The No. 2 man in Japan's ruling Liberal Democratic Party said Monday he aims to see the parliament initiate the process of constitutional reforms after the July 10 House of Councillors election.

"After the election, we want to as quickly as we can propose to the Diet constitutional revisions and have the proposed changes initiated," Toshimitsu Motegi, the LDP's secretary general, told media outlets including Kyodo News in an interview.

Liberal Democratic Party Secretary General Toshimitsu Motegi speaks in an interview with media outlets in Tokyo on June 20, 2022. (Kyodo)

For any revision to Japan's postwar pacifist Constitution to be initiated, approval by a two-thirds majority in both houses is required.

Motegi's remarks were made under the proviso that pro-amendment lawmakers including in the LDP, its junior coalition partner Komeito, the Japan Innovation Party and the Democratic Party for the People would secure two-thirds or more seats at the upper house poll.

Motegi, a former foreign minister, said the LDP wants to "share a sense of a timetable with major parties and realize constitutional reform at an early stage."

He pointed to major changes such as in the security environment, saying, "We hope that parties and lawmakers with a forward-thinking stance on constitutional reform will gain the people's support."

Article 9 of the Constitution renounces the country's ability to wage war and forbids it from maintaining "land, sea, and air forces, as well as other war potential."
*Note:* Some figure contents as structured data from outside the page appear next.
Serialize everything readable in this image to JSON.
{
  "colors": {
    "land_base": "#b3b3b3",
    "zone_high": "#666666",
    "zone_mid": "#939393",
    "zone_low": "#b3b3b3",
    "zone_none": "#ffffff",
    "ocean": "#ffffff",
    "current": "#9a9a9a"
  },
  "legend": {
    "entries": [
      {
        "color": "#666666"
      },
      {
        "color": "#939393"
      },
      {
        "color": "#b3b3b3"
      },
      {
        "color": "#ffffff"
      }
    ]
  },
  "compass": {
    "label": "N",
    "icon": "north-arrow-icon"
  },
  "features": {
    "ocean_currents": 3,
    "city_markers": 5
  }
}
Former Prime Minister Shinzo Abe, who served from 2006 to 2007, and again from 2012 to 2020, had aimed to revise the supreme charter during his tenure. He had called for clarifying the legal status of the country's Self-Defense Forces by explicitly mentioning it in the Constitution to end arguments that the SDF are unconstitutional.

Since its promulgation in 1946, the Constitution has never been amended. To do so, more than two-thirds of lawmakers in both the upper house and the House of Representatives must vote in favor of the proposals. The changes would then need approval from a majority of voters in a national referendum.